Ocean and Fairfield (inbound) and Ocean and Victoria (outbound) are a pair of one-way light rail stops on the Muni Metro K Ingleside line, located between the Mount Davidson and Ingleside Terrace neighborhoods of San Francisco, California. The stops consist of one side platform each, with the eastbound (outbound) platform located on Ocean Avenue west of the intersection with Victoria Street and the westbound (inbound) located east of the intersection and just west of Fairfield Way. They originally opened in 1895 on the United Railroads 12 line; K Ingleside service began in 1919.

The station is served by the , and bus routes, which provide service along the K Ingleside line during the early morning and late night hours respectively when trains do not operate.

== History ==
The private Market Street Railway opened a branch – built in just six days – of its Mission Street line along Ocean Avenue to Victoria Street on December 4, 1895, to serve the new Ingleside Racetrack.
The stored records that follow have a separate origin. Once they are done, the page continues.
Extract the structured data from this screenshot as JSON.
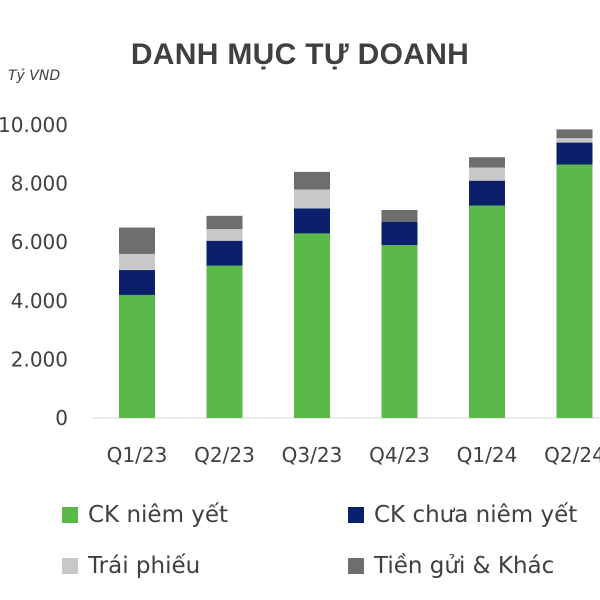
{
  "chart_data": {
    "type": "bar",
    "stacked": true,
    "title": "DANH MỤC TỰ DOANH",
    "unit_label": "Tỷ VND",
    "categories": [
      "Q1/23",
      "Q2/23",
      "Q3/23",
      "Q4/23",
      "Q1/24",
      "Q2/24"
    ],
    "y_ticks": [
      "0",
      "2.000",
      "4.000",
      "6.000",
      "8.000",
      "10.000"
    ],
    "ylim": [
      0,
      10000
    ],
    "grid": false,
    "legend_position": "bottom",
    "series": [
      {
        "name": "CK niêm yết",
        "color": "#5BB94A",
        "values": [
          4200,
          5200,
          6300,
          5900,
          7250,
          8650
        ]
      },
      {
        "name": "CK chưa niêm yết",
        "color": "#0B1F6B",
        "values": [
          850,
          850,
          850,
          800,
          850,
          750
        ]
      },
      {
        "name": "Trái phiếu",
        "color": "#C8C8C8",
        "values": [
          550,
          400,
          650,
          0,
          450,
          150
        ]
      },
      {
        "name": "Tiền gửi & Khác",
        "color": "#6E6E6E",
        "values": [
          900,
          450,
          600,
          400,
          350,
          300
        ]
      }
    ]
  }
}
The line was extended to the Ingleside House (where Ocean Avenue now meets Junipero Serra Boulevard) shortly thereafter. The 1906 earthquake damaged many cable car and streetcar lines; the URR resumed service on the Ocean Avenue (12) line on May 6, 1906.

On November 25, 1918, the city and the struggling URR signed the "Parkside Agreements", which allowed Muni streetcars to use URR trackage on Junipero Serra Boulevard, Ocean Avenue, and Taraval Street, in exchange for a cash payment and shared maintenance costs. The K Ingleside line was extended south on Junipero Serra Boulevard and east on Ocean to Ocean and Miramar on February 21, 1919. The city purchased the private company (renamed Market Street Railway in 1921) in 1944; route 12 service was removed from Ocean Avenue on April 8, 1945, leaving just the K Ingleside.

The line was closed and replaced by buses from February 2001 to June 7, 2003, for the Ocean Avenue Reconstruction and Improvement Project, a major street repaving and utility replacement project. Muni boarding islands were reconstructed at the stations along Ocean Avenue.

In 2023, the SFMTA began planning work on the K Ingleside Rapid Project, which is intended to increase capacity and reduce travel time on the Ocean Avenue portion of the line. An initial proposal shown in April 2023 included longer platforms at four stops, including Fairfield / Victoria, so that the second car of two-car trains can be used. Updated proposals in July 2023 and January 2023 also included the longer platforms at Fairfield / Victoria. As of January 2024, "quick-build" implementation of some project elements is planned for early 2024, with construction of the full project taking place from 2027 to 2029.